Drivers of seasonal and interannual change in the soil microbiome

Zoey R. Werbin, Biology, Boston University, Boston, MA, Michael C. Dietze, Earth and Environment, Boston University, Boston, MA and Jennifer M. Bhatnagar, Department of Biology, Boston University, Boston, MA

Background/Question/Methods: The soil microbiome contributes many different ecosystem services, yet we currently know very little about how the soil microbiome changes over time or what the drivers of that change may be. These basic scientific questions can finally be addressed thanks to the infrastructure of the National Ecological Observatory Network, which has dozens of sites across the United States, each collecting soil microbiome samples multiple times per year. We leverage this infrastructure to understand patterns of change within soil microbiomes from months to years and to tease apart the ecological forces influencing these changes. We focus on fungi and bacteria at multiple taxonomic resolutions, as well as functional groups representing capabilities for nutrient cycling or stress tolerance. In predicting the temporal patterns of microbial groups, we evaluated ecological factors that have long been hypothesized as important controls of the soil microbiome, including: soil moisture and temperature, soil chemistry and micronutrients, long-term climate, plant community, plant phenology, and land cover type. We used Dirichlet regression to model time-series relative abundance data, and reversible-jump Markov-chain Monte Carlo (RJMCMC) to identify covariates with substantial predictive power.

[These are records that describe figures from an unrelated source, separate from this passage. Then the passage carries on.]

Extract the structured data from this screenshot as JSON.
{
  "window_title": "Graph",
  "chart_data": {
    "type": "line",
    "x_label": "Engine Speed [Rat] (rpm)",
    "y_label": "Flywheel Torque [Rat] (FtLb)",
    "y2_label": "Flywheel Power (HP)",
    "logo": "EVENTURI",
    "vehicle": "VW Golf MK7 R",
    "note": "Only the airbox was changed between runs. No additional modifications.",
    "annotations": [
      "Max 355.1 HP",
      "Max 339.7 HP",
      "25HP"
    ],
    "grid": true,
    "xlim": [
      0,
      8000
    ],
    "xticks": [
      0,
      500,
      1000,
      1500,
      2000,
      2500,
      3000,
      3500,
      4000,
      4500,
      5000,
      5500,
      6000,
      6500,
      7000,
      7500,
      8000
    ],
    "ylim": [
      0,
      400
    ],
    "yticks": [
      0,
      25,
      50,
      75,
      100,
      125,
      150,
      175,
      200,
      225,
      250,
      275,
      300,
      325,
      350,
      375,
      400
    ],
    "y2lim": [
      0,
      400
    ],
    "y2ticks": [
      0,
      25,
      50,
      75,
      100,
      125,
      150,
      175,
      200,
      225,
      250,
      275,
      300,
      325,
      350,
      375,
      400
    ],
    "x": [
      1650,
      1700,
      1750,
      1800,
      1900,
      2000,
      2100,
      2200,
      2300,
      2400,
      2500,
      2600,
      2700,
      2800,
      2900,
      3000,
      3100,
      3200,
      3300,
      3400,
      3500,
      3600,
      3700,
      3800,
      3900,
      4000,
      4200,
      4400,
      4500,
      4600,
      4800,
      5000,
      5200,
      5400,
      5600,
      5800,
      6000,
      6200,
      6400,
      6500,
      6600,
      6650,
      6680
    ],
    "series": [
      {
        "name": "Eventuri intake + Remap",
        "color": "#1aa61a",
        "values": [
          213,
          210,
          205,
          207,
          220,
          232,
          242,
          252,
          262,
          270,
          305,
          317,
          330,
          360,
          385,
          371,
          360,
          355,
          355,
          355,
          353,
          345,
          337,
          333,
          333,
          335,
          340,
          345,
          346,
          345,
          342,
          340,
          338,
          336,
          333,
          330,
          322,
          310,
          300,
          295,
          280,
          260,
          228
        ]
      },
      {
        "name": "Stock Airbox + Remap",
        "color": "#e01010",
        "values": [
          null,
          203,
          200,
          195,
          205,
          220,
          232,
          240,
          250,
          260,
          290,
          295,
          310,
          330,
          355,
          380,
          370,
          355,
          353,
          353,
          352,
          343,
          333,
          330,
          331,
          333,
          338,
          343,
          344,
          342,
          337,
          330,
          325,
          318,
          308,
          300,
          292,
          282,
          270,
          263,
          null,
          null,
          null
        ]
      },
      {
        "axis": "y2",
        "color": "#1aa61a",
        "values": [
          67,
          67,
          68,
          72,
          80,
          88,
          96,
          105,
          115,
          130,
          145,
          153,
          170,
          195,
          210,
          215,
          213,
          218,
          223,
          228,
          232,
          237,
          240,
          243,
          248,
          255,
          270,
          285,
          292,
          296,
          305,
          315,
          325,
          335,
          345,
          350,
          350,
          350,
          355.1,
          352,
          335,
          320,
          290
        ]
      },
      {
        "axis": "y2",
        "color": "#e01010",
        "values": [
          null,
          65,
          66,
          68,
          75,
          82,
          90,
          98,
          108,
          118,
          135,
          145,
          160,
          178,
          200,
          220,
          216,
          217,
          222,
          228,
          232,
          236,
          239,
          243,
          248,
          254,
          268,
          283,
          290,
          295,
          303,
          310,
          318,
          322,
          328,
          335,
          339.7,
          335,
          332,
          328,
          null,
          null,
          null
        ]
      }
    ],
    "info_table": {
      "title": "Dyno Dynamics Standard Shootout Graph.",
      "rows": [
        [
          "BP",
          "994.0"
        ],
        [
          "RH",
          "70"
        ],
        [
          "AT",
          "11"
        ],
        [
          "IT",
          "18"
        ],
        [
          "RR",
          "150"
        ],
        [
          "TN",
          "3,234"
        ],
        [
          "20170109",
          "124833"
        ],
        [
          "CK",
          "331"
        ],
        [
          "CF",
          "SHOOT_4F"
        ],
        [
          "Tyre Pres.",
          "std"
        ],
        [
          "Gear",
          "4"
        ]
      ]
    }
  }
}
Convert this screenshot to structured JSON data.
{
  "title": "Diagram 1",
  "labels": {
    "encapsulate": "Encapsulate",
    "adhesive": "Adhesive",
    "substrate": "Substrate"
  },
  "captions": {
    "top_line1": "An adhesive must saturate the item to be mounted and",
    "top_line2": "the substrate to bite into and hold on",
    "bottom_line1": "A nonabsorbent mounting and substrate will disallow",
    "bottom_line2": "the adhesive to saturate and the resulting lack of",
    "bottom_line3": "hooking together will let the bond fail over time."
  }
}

Results/Conclusions: We found high intra-annual variability for microbial communities, with periodic fluctuations in abundances of groups such as animal and plant pathogens, nitrogen cyclers, and decomposers. We found that the predictive power of ecological factors varies by taxonomic resolution, with models fitting the best at lower taxonomic resolutions (phylum and class). Fungi and bacteria showed broad differences in predictor importance, with plant-related predictors significant for the majority of fungal taxa. Our statistical models represent a formalized understanding of how complex ecological factors shape dynamic microbial communities.